Danny was nodding before I’d finished. Clearly he’d been thinking along the same lines. “It was all along the banks here.” He gestured out across the waves. “All the old fishermen; they said the sea was twitchy from here out to Puffin Island.” Twitchy; that had been it. Strange word to use. “They said . . . they said it would spit out its drowned.” He glanced back towards the wheelhouse unhappily.

“Yeah,” I said, looking straight at Claire. I was going to tell her she was right, if I could find the bottle to come out with it, but in the end I just nodded. She didn’t say anything; but she put a hand to my face and I held it, very tight.

“What are we gonna
do—
” began Danny, but then Jack shouted from down the engine hatch, “Oy! Knobber!
Hand
down here? Jesus . . . ”

“Okay,” I said, deciding I’d be the grown-up on this boat. “Look, whatever we do, we’ve got to get moving again. You go and get those diesels started up, Danny.”

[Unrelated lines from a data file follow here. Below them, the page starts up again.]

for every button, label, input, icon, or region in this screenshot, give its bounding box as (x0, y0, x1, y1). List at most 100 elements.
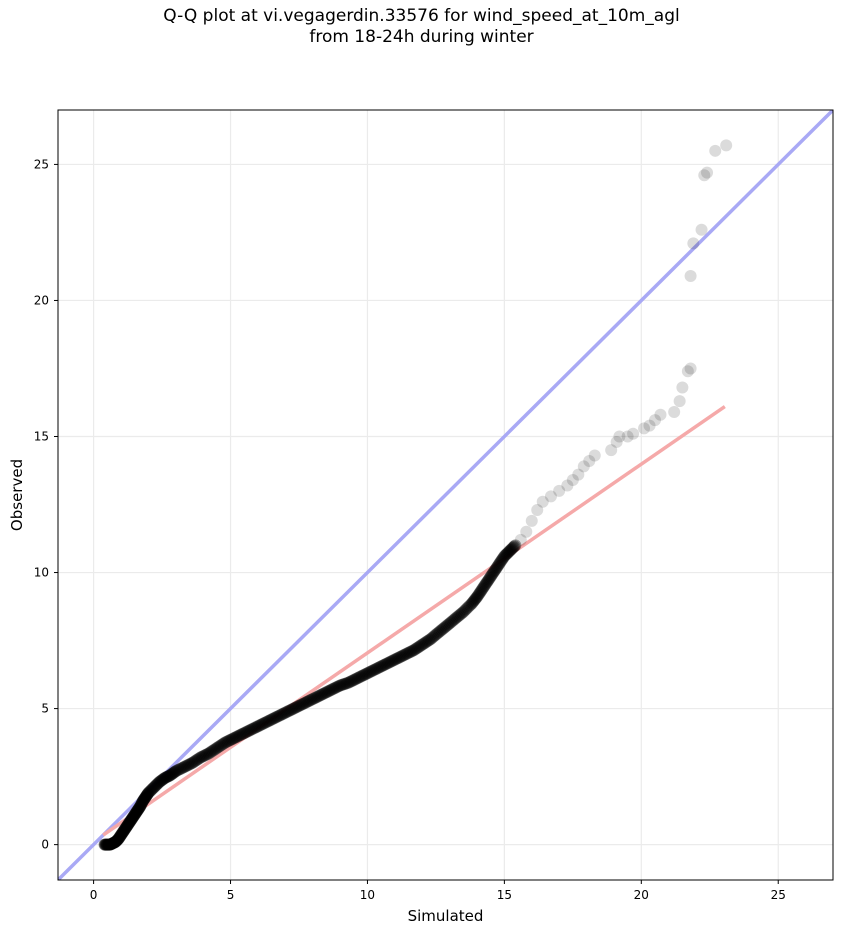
qq-point (446, 615, 459, 628)
qq-point (420, 635, 433, 648)
qq-point (488, 565, 501, 578)
qq-point (301, 695, 314, 708)
qq-point (109, 835, 122, 848)
qq-point (122, 818, 135, 831)
qq-point (138, 793, 151, 806)
qq-point (227, 732, 240, 745)
qq-point (230, 731, 243, 744)
qq-point (297, 697, 310, 710)
qq-point (156, 773, 169, 786)
qq-point (365, 665, 378, 678)
qq-point (147, 781, 160, 794)
qq-point (501, 547, 514, 560)
qq-point (128, 809, 141, 822)
qq-point (277, 707, 290, 720)
qq-point (257, 717, 270, 730)
qq-point (269, 711, 282, 724)
qq-point (139, 791, 152, 804)
qq-point (476, 582, 489, 595)
qq-point (279, 706, 292, 719)
qq-point (376, 659, 389, 672)
qq-point (290, 701, 303, 714)
qq-point (470, 591, 483, 604)
qq-point (343, 676, 356, 689)
qq-point (412, 641, 425, 654)
qq-point (425, 632, 438, 645)
qq-point (268, 712, 281, 725)
qq-point (491, 559, 504, 572)
qq-point (139, 791, 152, 804)
qq-point (216, 738, 229, 751)
qq-point (502, 545, 515, 558)
qq-point (162, 770, 175, 783)
qq-point (383, 656, 396, 669)
qq-point (283, 704, 296, 717)
qq-point (238, 727, 251, 740)
qq-point (294, 699, 307, 712)
qq-point (116, 827, 129, 840)
qq-point (531, 503, 544, 516)
qq-point (136, 796, 149, 809)
qq-point (286, 703, 299, 716)
qq-point (125, 814, 138, 827)
qq-point (681, 365, 694, 378)
qq-point (130, 805, 143, 818)
qq-point (188, 755, 201, 768)
qq-point (329, 681, 342, 694)
qq-point (260, 716, 273, 729)
x-axis-label: Simulated (408, 907, 484, 925)
qq-point (481, 576, 494, 589)
qq-point (291, 700, 304, 713)
qq-point (525, 514, 538, 527)
qq-point (398, 648, 411, 661)
qq-point (111, 833, 124, 846)
qq-point (187, 756, 200, 769)
qq-point (491, 561, 504, 574)
qq-point (335, 679, 348, 692)
qq-point (390, 652, 403, 665)
qq-point (121, 819, 134, 832)
qq-point (485, 569, 498, 582)
qq-point (141, 788, 154, 801)
qq-point (561, 479, 574, 492)
qq-point (135, 798, 148, 811)
qq-point (249, 721, 262, 734)
qq-point (116, 826, 129, 839)
qq-point (462, 600, 475, 613)
qq-point (368, 663, 381, 676)
qq-point (138, 792, 151, 805)
qq-point (478, 580, 491, 593)
qq-point (240, 725, 253, 738)
qq-point (142, 786, 155, 799)
qq-point (468, 594, 481, 607)
qq-point (120, 821, 133, 834)
qq-point (507, 541, 520, 554)
qq-point (338, 678, 351, 691)
qq-point (209, 742, 222, 755)
qq-point (288, 701, 301, 714)
qq-point (179, 760, 192, 773)
qq-point (275, 708, 288, 721)
qq-point (481, 574, 494, 587)
qq-point (168, 765, 181, 778)
qq-point (104, 838, 117, 851)
qq-point (112, 832, 125, 845)
qq-point (621, 430, 634, 443)
qq-point (251, 720, 264, 733)
qq-point (143, 786, 156, 799)
qq-point (199, 748, 212, 761)
qq-point (458, 604, 471, 617)
qq-point (673, 395, 686, 408)
qq-point (457, 605, 470, 618)
qq-point (483, 571, 496, 584)
qq-point (258, 716, 271, 729)
qq-point (132, 802, 145, 815)
plot-frame (57, 109, 834, 881)
qq-point (351, 671, 364, 684)
qq-point (362, 666, 375, 679)
qq-point (235, 728, 248, 741)
qq-point (339, 677, 352, 690)
qq-point (536, 495, 549, 508)
qq-point (176, 761, 189, 774)
y-axis-label: Observed (8, 459, 26, 531)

He was half-way over to the hatch before he remembered who was supposed to be playing captain. “What about you two? What are you going to do?”

“We’re going to take care of the other thing,” I said. In all my years on boats I’d never been seasick; but I came close to it then, thinking about what the two of us would have to do next.

Claire and I talked it over for five minutes or so. It wasn’t that we disagreed on the crux of it—I think part of her had sensed the truth about Andy almost from the start, and I was all the way convinced by now—but she wasn’t happy with what I proposed doing about it.